Find out exactly what to charge as a freelancer. Enter your desired take-home, expenses, tax rate, and billable hours to calculate your minimum viable hourly and daily rate.
Add your desired take-home income to business expenses, then gross up for tax. Divide by your annual billable hours. Minimum rate = (Take-home + Expenses) / (1 - Tax rate) / Billable hours.
The minimum rate is just break-even. Add 20-30% buffer for: negotiations (clients always try to lower price), slow months, unpaid invoices, unexpected expenses, and profit for business growth.
Most freelancers bill 20-30 hours out of a 40-hour week. The rest goes to sales, admin, accounting, networking, and skill development. Assuming 40 billable hours leads to serious undercharging.
Project pricing is usually better for experienced freelancers — you earn more as you get faster. Hourly is better when scope is unclear. Value-based pricing (charging based on client ROI) is the most profitable approach.

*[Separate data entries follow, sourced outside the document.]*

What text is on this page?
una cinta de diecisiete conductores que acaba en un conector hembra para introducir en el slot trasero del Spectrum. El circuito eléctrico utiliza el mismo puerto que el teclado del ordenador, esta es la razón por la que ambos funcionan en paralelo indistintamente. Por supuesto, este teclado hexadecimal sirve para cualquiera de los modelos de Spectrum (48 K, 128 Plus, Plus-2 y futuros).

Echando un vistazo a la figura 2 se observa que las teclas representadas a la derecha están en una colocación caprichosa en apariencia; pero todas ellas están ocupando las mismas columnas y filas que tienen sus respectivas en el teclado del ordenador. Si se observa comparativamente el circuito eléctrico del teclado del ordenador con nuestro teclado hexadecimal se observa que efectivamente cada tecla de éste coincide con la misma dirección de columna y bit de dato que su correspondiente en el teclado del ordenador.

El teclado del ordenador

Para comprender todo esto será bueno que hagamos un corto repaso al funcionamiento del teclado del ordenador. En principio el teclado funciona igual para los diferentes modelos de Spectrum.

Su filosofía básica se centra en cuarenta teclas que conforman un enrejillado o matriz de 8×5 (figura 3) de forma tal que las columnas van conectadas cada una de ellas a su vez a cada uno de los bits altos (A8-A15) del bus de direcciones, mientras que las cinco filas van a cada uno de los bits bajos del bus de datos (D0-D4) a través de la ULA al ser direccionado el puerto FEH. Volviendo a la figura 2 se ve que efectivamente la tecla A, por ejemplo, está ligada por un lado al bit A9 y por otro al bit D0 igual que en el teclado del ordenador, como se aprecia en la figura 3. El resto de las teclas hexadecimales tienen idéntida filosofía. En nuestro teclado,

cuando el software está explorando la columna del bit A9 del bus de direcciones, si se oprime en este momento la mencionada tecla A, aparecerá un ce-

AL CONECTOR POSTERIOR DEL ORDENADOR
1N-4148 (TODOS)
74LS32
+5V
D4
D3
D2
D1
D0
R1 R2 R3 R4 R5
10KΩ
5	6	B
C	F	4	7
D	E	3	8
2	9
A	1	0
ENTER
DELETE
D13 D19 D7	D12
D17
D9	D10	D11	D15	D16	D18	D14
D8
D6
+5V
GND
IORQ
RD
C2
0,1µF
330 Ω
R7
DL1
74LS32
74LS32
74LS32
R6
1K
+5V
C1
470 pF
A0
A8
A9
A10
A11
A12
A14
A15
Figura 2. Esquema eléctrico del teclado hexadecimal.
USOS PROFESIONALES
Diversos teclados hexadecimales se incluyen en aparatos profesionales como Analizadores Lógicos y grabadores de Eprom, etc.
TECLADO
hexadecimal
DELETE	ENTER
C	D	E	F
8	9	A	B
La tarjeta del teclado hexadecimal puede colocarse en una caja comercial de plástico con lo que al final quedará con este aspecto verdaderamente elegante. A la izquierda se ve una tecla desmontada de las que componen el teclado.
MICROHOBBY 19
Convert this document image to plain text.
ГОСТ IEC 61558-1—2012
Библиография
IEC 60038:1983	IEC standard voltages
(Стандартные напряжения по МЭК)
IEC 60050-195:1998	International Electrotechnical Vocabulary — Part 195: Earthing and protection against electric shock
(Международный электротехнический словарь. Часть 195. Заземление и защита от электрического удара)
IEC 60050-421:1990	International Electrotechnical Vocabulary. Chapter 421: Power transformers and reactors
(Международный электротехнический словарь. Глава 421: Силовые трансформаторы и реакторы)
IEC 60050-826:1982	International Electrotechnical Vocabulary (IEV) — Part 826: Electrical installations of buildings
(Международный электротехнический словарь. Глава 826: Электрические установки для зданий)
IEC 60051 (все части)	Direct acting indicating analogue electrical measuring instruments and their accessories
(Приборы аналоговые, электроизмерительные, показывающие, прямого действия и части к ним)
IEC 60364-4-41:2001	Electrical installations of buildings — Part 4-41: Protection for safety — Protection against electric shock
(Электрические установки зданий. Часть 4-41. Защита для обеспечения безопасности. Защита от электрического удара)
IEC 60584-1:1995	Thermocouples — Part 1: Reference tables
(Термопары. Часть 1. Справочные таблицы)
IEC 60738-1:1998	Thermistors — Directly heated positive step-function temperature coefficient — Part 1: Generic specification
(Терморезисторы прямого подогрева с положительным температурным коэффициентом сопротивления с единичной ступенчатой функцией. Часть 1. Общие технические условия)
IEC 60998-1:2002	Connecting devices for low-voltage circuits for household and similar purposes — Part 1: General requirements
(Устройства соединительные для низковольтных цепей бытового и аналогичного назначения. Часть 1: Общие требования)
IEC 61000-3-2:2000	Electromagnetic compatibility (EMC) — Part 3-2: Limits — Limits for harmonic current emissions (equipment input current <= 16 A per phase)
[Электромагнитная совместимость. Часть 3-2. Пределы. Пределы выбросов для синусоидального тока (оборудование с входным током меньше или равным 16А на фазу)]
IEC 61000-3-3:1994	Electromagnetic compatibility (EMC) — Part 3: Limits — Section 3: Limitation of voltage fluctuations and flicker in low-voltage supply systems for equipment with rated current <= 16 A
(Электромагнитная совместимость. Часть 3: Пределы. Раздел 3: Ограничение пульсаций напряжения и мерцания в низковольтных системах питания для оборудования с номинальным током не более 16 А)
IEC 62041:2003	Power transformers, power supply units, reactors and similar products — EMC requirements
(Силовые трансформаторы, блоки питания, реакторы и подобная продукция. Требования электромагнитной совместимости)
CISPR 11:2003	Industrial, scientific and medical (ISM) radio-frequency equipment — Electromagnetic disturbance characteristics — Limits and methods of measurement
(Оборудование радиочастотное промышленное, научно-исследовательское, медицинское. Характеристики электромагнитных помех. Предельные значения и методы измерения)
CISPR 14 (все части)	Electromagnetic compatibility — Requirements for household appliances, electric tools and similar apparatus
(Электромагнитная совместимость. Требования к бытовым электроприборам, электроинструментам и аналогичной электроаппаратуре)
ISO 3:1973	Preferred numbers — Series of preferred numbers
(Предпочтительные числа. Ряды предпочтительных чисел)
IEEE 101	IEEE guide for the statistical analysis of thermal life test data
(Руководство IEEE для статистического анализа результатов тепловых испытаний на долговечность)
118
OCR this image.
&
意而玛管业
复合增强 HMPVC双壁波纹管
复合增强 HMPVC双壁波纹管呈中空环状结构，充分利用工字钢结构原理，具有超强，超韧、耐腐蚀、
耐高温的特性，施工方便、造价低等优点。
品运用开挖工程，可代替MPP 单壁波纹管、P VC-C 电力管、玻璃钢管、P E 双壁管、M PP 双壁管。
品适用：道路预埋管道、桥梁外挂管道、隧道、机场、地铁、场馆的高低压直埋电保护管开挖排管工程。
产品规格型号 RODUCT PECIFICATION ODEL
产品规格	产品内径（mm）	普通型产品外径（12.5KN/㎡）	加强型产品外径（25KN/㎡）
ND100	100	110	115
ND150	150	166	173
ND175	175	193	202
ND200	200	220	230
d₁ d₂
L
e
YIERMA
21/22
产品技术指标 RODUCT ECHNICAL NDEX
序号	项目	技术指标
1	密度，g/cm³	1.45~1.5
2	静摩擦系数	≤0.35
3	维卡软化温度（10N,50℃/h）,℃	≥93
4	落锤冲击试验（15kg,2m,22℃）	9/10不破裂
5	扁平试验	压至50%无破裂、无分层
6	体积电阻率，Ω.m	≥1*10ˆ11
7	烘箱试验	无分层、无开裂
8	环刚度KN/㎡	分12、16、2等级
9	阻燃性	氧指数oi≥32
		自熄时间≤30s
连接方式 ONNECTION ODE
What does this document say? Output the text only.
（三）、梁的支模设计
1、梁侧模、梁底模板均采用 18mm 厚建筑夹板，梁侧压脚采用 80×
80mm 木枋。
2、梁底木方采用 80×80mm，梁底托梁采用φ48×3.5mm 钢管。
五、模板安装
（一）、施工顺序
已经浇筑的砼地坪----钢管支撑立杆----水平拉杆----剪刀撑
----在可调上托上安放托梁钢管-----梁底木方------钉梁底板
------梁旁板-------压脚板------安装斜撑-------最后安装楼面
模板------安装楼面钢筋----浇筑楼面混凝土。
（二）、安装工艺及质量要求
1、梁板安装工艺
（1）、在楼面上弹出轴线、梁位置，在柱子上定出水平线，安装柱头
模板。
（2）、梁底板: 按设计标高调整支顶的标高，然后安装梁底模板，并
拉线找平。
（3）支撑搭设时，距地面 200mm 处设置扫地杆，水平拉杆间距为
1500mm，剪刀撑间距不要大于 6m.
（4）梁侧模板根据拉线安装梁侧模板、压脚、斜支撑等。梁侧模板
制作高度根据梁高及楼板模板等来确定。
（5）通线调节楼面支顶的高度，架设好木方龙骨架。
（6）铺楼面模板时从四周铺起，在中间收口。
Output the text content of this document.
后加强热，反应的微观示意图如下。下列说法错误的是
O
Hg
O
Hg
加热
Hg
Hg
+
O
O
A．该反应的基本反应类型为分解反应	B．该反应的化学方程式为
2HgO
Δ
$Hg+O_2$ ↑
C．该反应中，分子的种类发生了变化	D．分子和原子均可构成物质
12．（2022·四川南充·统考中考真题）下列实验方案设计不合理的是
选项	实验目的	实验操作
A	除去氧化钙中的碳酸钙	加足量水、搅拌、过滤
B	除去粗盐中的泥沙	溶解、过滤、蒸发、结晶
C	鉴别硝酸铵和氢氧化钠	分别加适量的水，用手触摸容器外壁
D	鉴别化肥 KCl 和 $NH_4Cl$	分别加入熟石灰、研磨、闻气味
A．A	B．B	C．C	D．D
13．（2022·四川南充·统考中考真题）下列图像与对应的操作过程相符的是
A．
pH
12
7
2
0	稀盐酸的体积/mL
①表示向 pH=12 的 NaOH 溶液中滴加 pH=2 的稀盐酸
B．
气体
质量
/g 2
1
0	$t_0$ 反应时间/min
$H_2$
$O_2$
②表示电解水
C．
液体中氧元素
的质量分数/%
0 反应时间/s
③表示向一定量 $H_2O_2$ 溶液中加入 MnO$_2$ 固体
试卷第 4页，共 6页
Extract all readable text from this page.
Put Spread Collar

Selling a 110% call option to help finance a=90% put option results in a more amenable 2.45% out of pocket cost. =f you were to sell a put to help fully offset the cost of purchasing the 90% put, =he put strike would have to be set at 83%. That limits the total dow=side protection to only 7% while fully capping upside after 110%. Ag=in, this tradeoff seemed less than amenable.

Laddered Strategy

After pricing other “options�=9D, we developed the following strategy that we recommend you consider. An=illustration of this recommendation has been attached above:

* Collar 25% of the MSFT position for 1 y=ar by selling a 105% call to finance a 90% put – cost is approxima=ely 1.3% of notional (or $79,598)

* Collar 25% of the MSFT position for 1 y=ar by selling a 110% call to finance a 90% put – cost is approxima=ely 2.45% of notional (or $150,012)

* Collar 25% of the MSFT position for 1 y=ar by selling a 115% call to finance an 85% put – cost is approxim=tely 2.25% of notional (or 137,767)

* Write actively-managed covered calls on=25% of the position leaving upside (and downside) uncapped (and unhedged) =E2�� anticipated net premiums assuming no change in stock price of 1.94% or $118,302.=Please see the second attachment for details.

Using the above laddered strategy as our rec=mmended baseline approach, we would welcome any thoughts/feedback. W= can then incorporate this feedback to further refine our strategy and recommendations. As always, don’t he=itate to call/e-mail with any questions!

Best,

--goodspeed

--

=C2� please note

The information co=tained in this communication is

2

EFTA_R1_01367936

Rates vary widely by skill. Web developers: Rs 500-3,000/hr. Content writers: Rs 200-1,500/hr. Designers: Rs 500-2,500/hr. Business consultants: Rs 2,000-10,000/hr. International clients often pay significantly more.
Freelancers can file under Section 44ADA (presumptive taxation) if income is under Rs 50 lakh — you declare 50% of gross as profit and pay tax on that. Above Rs 50 lakh, maintain proper accounts and claim actual expenses.
Software subscriptions, internet, equipment, home office proportion, travel for client meetings, professional development, and marketing costs. Keep receipts — deductions directly reduce taxable income.